His key areas of responsibility include the Combine and Collaboration features, both significantly enhanced in Acrobat 8. In addition to the Q&A-format interview, we’ve published a related sidebar in which he explains in greater detail the advantages of the new Shared Review collaboration process in Acrobat 8 as compared to Acrobat 7’s browser-based review.

“The new shared-review infrastructure is no longer dependent on the location of the document,” he says. “The path to the comment server is baked into the document when you send it for review, so you can open a document in a web browser, make comments, save it to your desktop/open Acrobat, make more comments, save it and then e-mail it to someone else–in all cases, the review will ‘just work.’”

Check out the interview and add any comments or questions in the ‘Article Feedback’ area at the bottom of the page.

Acrobat 8: On the road again

Thursday, October 5th, 2006

First, as a follow to a previous blog post, we have now uploaded for member viewing an archived version of the popular “Adobe Acrobat 8 & Acrobat Connect webinar” offered several times on September 19, the day after Adobe’s public announcement.

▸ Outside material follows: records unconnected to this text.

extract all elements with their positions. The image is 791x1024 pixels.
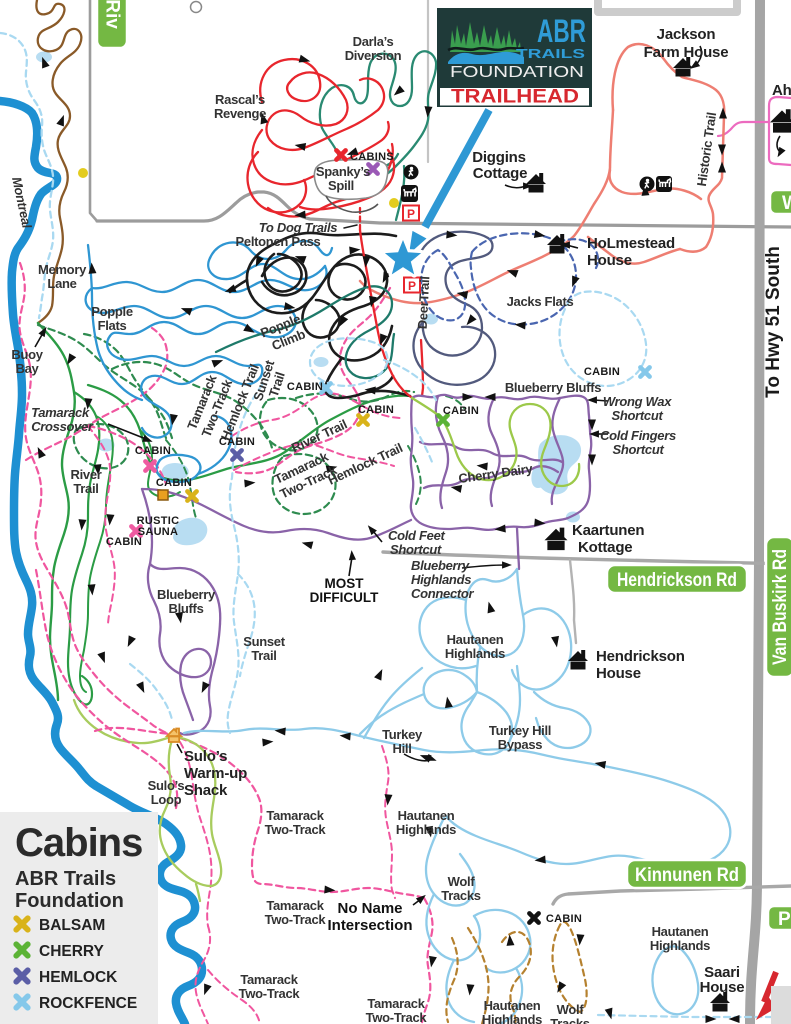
svg-text:Jacks Flats: Jacks Flats (507, 294, 574, 309)
svg-text:House: House (587, 252, 632, 269)
svg-text:DeerTrail: DeerTrail (415, 276, 433, 330)
svg-text:Two-Track: Two-Track (239, 986, 301, 1001)
svg-text:Highlands: Highlands (445, 646, 505, 661)
svg-text:CABIN: CABIN (358, 404, 394, 416)
svg-text:Hendrickson Rd: Hendrickson Rd (617, 570, 737, 591)
svg-text:Two-Track: Two-Track (265, 822, 327, 837)
svg-text:CABIN: CABIN (156, 477, 192, 489)
svg-text:Foundation: Foundation (15, 890, 124, 912)
svg-text:Blueberry: Blueberry (411, 558, 470, 573)
svg-text:CABIN: CABIN (584, 366, 620, 378)
svg-text:Tracks: Tracks (550, 1016, 589, 1024)
svg-text:CABINS: CABINS (350, 151, 394, 163)
svg-text:DIFFICULT: DIFFICULT (310, 590, 379, 605)
svg-text:Diggins: Diggins (472, 149, 526, 166)
svg-text:To Dog Trails: To Dog Trails (259, 220, 338, 235)
svg-text:Popple: Popple (91, 304, 133, 319)
svg-text:Diversion: Diversion (345, 48, 402, 63)
svg-text:Trail: Trail (73, 481, 98, 496)
svg-text:Bluffs: Bluffs (168, 601, 203, 616)
svg-text:ROCKFENCE: ROCKFENCE (39, 995, 137, 1012)
svg-text:Farm House: Farm House (644, 44, 729, 61)
svg-text:Lane: Lane (47, 276, 76, 291)
svg-text:MOST: MOST (325, 576, 365, 591)
svg-text:Buoy: Buoy (11, 347, 43, 362)
svg-text:CABIN: CABIN (106, 536, 142, 548)
svg-text:Sulo’s: Sulo’s (184, 748, 227, 765)
svg-text:Rascal’s: Rascal’s (215, 92, 265, 107)
svg-text:FOUNDATION: FOUNDATION (450, 64, 584, 81)
svg-text:Flats: Flats (98, 318, 127, 333)
svg-text:Cold Fingers: Cold Fingers (600, 428, 676, 443)
svg-text:Spanky’s: Spanky’s (316, 164, 370, 179)
svg-text:Two-Track: Two-Track (366, 1010, 428, 1024)
svg-text:P: P (407, 207, 415, 221)
svg-text:Sulo’s: Sulo’s (148, 778, 185, 793)
svg-text:Tamarack: Tamarack (266, 808, 324, 823)
svg-text:CABIN: CABIN (135, 445, 171, 457)
svg-text:House: House (596, 665, 641, 682)
svg-text:HoLmestead: HoLmestead (587, 235, 675, 252)
svg-text:TRAILS: TRAILS (516, 47, 585, 61)
svg-text:Cabins: Cabins (15, 821, 142, 865)
svg-text:Connector: Connector (411, 586, 475, 601)
svg-text:BALSAM: BALSAM (39, 917, 105, 934)
svg-text:Shortcut: Shortcut (611, 408, 663, 423)
svg-text:Trail: Trail (251, 648, 276, 663)
svg-text:Wrong Wax: Wrong Wax (603, 394, 672, 409)
svg-text:Darla’s: Darla’s (353, 34, 394, 49)
svg-text:Hautanen: Hautanen (652, 924, 709, 939)
svg-text:Shortcut: Shortcut (390, 542, 442, 557)
svg-text:Van Buskirk Rd: Van Buskirk Rd (770, 549, 791, 665)
svg-text:CHERRY: CHERRY (39, 943, 105, 960)
svg-text:No Name: No Name (337, 900, 402, 917)
svg-text:CABIN: CABIN (443, 405, 479, 417)
svg-text:Cottage: Cottage (473, 165, 527, 182)
svg-text:Spill: Spill (328, 178, 354, 193)
svg-text:CABIN: CABIN (546, 913, 582, 925)
svg-text:Turkey Hill: Turkey Hill (489, 723, 551, 738)
svg-text:Jackson: Jackson (657, 26, 716, 43)
svg-text:W: W (782, 193, 791, 214)
svg-text:Aht: Aht (772, 82, 791, 99)
svg-text:Kottage: Kottage (578, 539, 632, 556)
svg-text:Wolf: Wolf (557, 1002, 585, 1017)
svg-text:Highlands: Highlands (650, 938, 710, 953)
svg-text:Hendrickson: Hendrickson (596, 648, 685, 665)
svg-text:Shack: Shack (184, 782, 228, 799)
svg-text:Peltonen Pass: Peltonen Pass (236, 234, 321, 249)
svg-text:HEMLOCK: HEMLOCK (39, 969, 118, 986)
svg-text:Blueberry Bluffs: Blueberry Bluffs (505, 380, 601, 395)
svg-text:SAUNA: SAUNA (138, 526, 179, 538)
svg-text:Blueberry: Blueberry (157, 587, 216, 602)
svg-text:Revenge: Revenge (214, 106, 266, 121)
svg-text:Hill: Hill (392, 741, 411, 756)
svg-text:Riv: Riv (102, 0, 123, 29)
svg-text:Wolf: Wolf (448, 874, 476, 889)
svg-text:Intersection: Intersection (327, 917, 412, 934)
svg-text:Tamarack: Tamarack (266, 898, 324, 913)
svg-text:Tracks: Tracks (441, 888, 480, 903)
svg-text:Hautanen: Hautanen (398, 808, 455, 823)
svg-text:Cold Feet: Cold Feet (388, 528, 445, 543)
svg-text:River: River (70, 467, 101, 482)
svg-text:Bay: Bay (16, 361, 40, 376)
svg-text:ABR: ABR (537, 13, 586, 49)
svg-text:Loop: Loop (151, 792, 182, 807)
svg-text:Bypass: Bypass (498, 737, 543, 752)
svg-text:Sunset: Sunset (243, 634, 286, 649)
svg-text:Highlands: Highlands (482, 1012, 542, 1024)
svg-text:Memory: Memory (38, 262, 87, 277)
svg-text:Warm-up: Warm-up (184, 765, 247, 782)
svg-text:Crossover: Crossover (31, 419, 94, 434)
svg-text:Turkey: Turkey (382, 727, 423, 742)
svg-text:ABR Trails: ABR Trails (15, 868, 116, 890)
svg-text:Highlands: Highlands (411, 572, 471, 587)
svg-text:CABIN: CABIN (219, 436, 255, 448)
svg-text:Shortcut: Shortcut (612, 442, 664, 457)
svg-text:Tamarack: Tamarack (367, 996, 425, 1011)
svg-text:Hautanen: Hautanen (484, 998, 541, 1013)
svg-text:House: House (700, 979, 745, 996)
svg-text:P: P (778, 909, 791, 930)
svg-text:To Hwy 51 South: To Hwy 51 South (763, 246, 784, 398)
svg-text:Kaartunen: Kaartunen (572, 522, 644, 539)
svg-text:Tamarack: Tamarack (31, 405, 90, 420)
svg-text:Two-Track: Two-Track (265, 912, 327, 927)
svg-text:Hautanen: Hautanen (447, 632, 504, 647)
svg-text:Tamarack: Tamarack (240, 972, 298, 987)
svg-text:CABIN: CABIN (287, 381, 323, 393)
svg-text:Highlands: Highlands (396, 822, 456, 837)
svg-text:P: P (408, 279, 416, 293)
svg-text:Kinnunen Rd: Kinnunen Rd (635, 865, 739, 886)
svg-text:TRAILHEAD: TRAILHEAD (451, 87, 579, 108)
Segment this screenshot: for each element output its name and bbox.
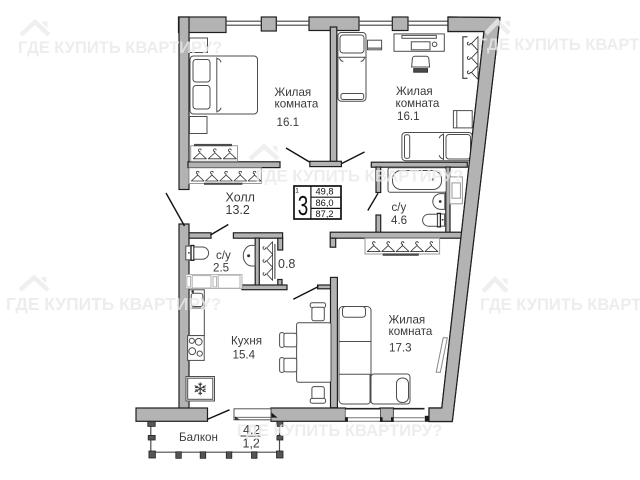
svg-text:с/у: с/у <box>216 249 231 262</box>
svg-text:ГДЕ КУПИТЬ КВАРТИРУ?: ГДЕ КУПИТЬ КВАРТИРУ? <box>256 167 464 186</box>
svg-text:Балкон: Балкон <box>179 431 218 444</box>
svg-text:86,0: 86,0 <box>316 198 334 208</box>
svg-text:комната: комната <box>389 325 433 338</box>
svg-text:ГДЕ КУПИТЬ КВАРТИРУ?: ГДЕ КУПИТЬ КВАРТИРУ? <box>237 421 442 440</box>
svg-text:комната: комната <box>396 97 440 110</box>
svg-text:комната: комната <box>275 98 319 111</box>
svg-text:16.1: 16.1 <box>397 110 420 123</box>
svg-text:ГДЕ КУПИТЬ КВАРТИРУ?: ГДЕ КУПИТЬ КВАРТИРУ? <box>6 294 221 314</box>
svg-text:13.2: 13.2 <box>226 203 250 217</box>
svg-text:4.6: 4.6 <box>391 214 407 227</box>
svg-text:15.4: 15.4 <box>233 349 256 362</box>
svg-text:ГДЕ КУПИТЬ КВАРТИРУ?: ГДЕ КУПИТЬ КВАРТИРУ? <box>478 36 640 54</box>
svg-text:2.5: 2.5 <box>213 262 229 275</box>
svg-text:3: 3 <box>298 190 309 221</box>
svg-text:16.1: 16.1 <box>277 116 300 129</box>
svg-text:ГДЕ КУПИТЬ КВАРТИРУ?: ГДЕ КУПИТЬ КВАРТИРУ? <box>480 296 640 314</box>
svg-text:87,2: 87,2 <box>316 209 334 219</box>
svg-text:с/у: с/у <box>392 202 407 214</box>
svg-text:49,8: 49,8 <box>316 187 334 197</box>
svg-text:Кухня: Кухня <box>231 335 262 348</box>
svg-text:ГДЕ КУПИТЬ КВАРТИРУ?: ГДЕ КУПИТЬ КВАРТИРУ? <box>18 39 222 57</box>
svg-text:0.8: 0.8 <box>278 257 295 271</box>
svg-text:17.3: 17.3 <box>389 342 412 355</box>
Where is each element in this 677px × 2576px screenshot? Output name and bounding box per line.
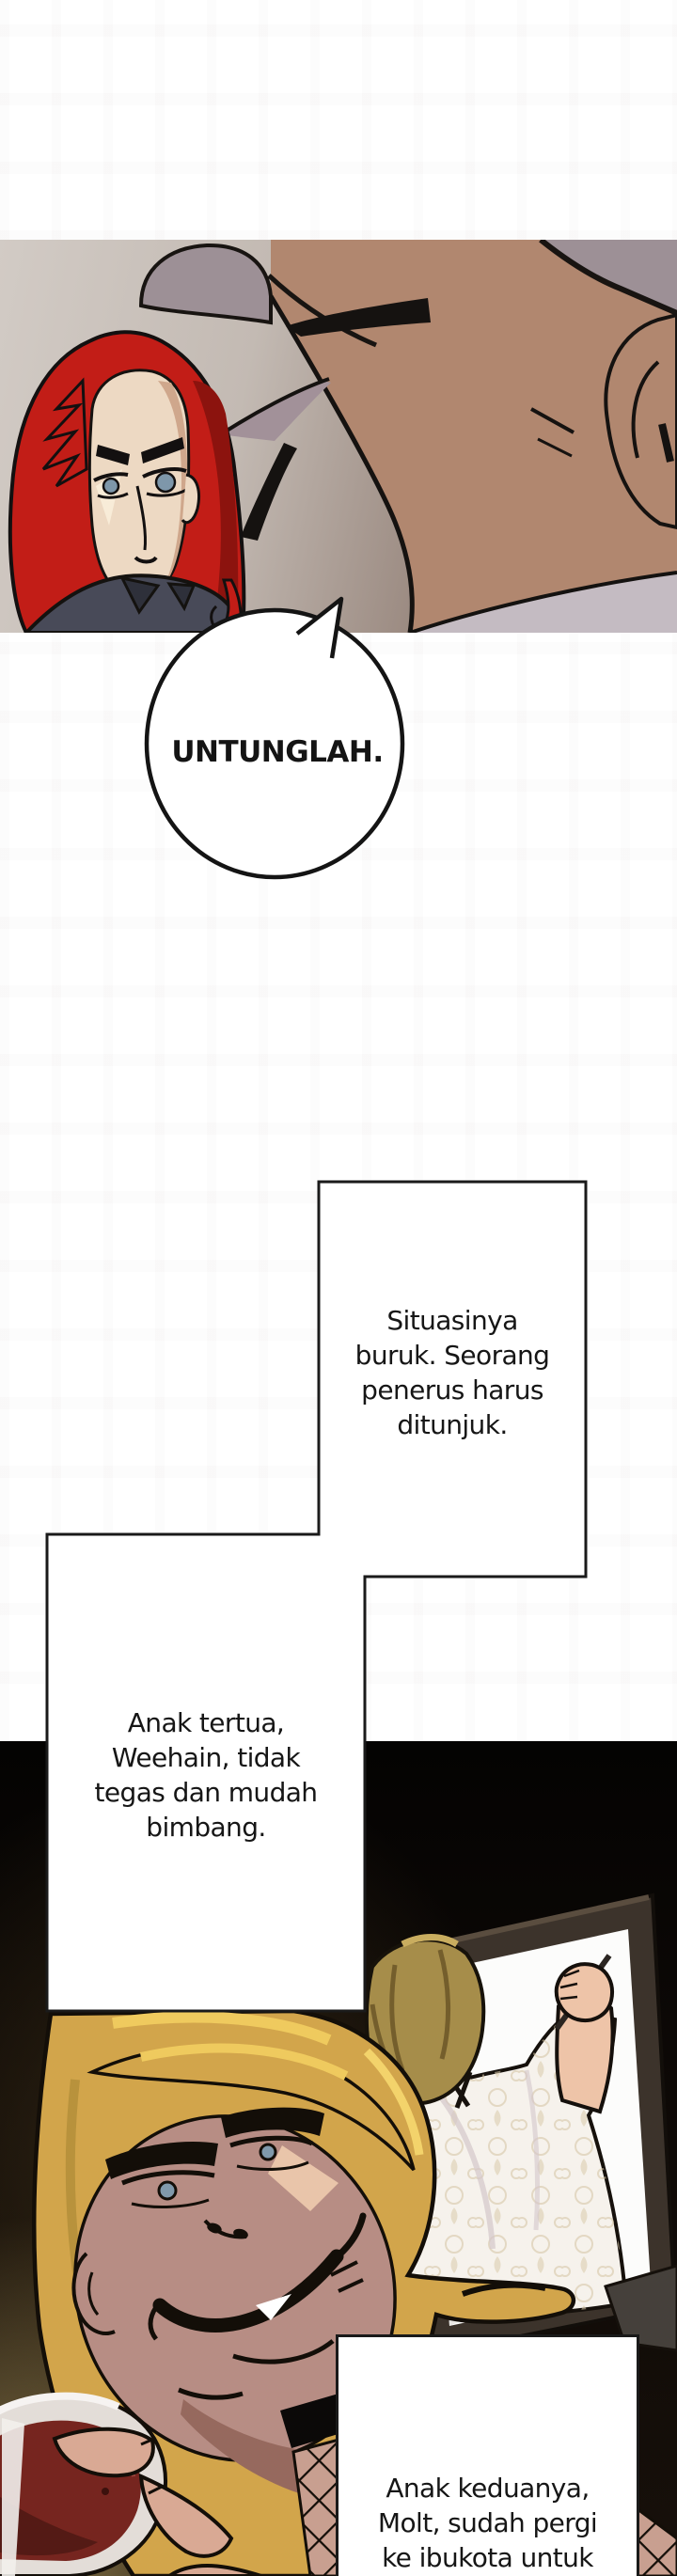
- panel-first-illustration: [0, 240, 677, 633]
- right-eye: [156, 473, 175, 492]
- narration-line: Anak tertua,: [128, 1705, 284, 1740]
- narration-line: bimbang.: [146, 1810, 265, 1845]
- narration-line: Weehain, tidak: [112, 1740, 300, 1775]
- left-eye: [159, 2182, 176, 2199]
- right-eye: [260, 2144, 276, 2160]
- panel-first: [0, 240, 677, 633]
- narration-box-second-text: Anak keduanya, Molt, sudah pergi ke ibuk…: [338, 2471, 637, 2575]
- left-eye: [103, 479, 118, 494]
- comic-page: UNTUNGLAH.: [0, 0, 677, 2576]
- narration-line: tegas dan mudah: [95, 1775, 318, 1810]
- narration-line: Situasinya: [386, 1303, 517, 1338]
- speech-bubble-text: UNTUNGLAH.: [130, 731, 425, 773]
- narration-line: ditunjuk.: [397, 1407, 507, 1442]
- narration-box-situation: Situasinya buruk. Seorang penerus harus …: [319, 1303, 586, 1442]
- narration-line: penerus harus: [361, 1373, 543, 1407]
- narration-line: Anak keduanya,: [386, 2471, 589, 2505]
- narration-box-second-son: Anak keduanya, Molt, sudah pergi ke ibuk…: [336, 2334, 639, 2576]
- narration-line: ke ibukota untuk: [382, 2540, 593, 2575]
- narration-line: buruk. Seorang: [355, 1338, 550, 1373]
- narration-box-eldest: Anak tertua, Weehain, tidak tegas dan mu…: [47, 1705, 365, 1845]
- narration-line: Molt, sudah pergi: [378, 2505, 597, 2540]
- narration-staircase-box: [38, 1170, 602, 2026]
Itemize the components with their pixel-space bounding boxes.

Next up: In tune with the anticipated release next month of Adobe Acrobat 8 is a series of live seminars, currently slated for the following locations and dates:

  • October 31 - Chicago, IL
  • November 14 - Toronto, Ontario
  • November 17 - Irvine, CA
  • November 30 - San Francisco, CA
  • December 4 - New York City, NY

Following an opening address by Tom Hale, Senior Vice President of Adobe’s Knowledge Worker Business Unit, is a series of 90-minute, concurrent breakout sessions aimed at professionals in the following fields:

  • AEC/Manufacturing
  • Creative and Marketing
  • General Business/IT
  • Legal
  • Education/eLearning

Online registration is available for all locations.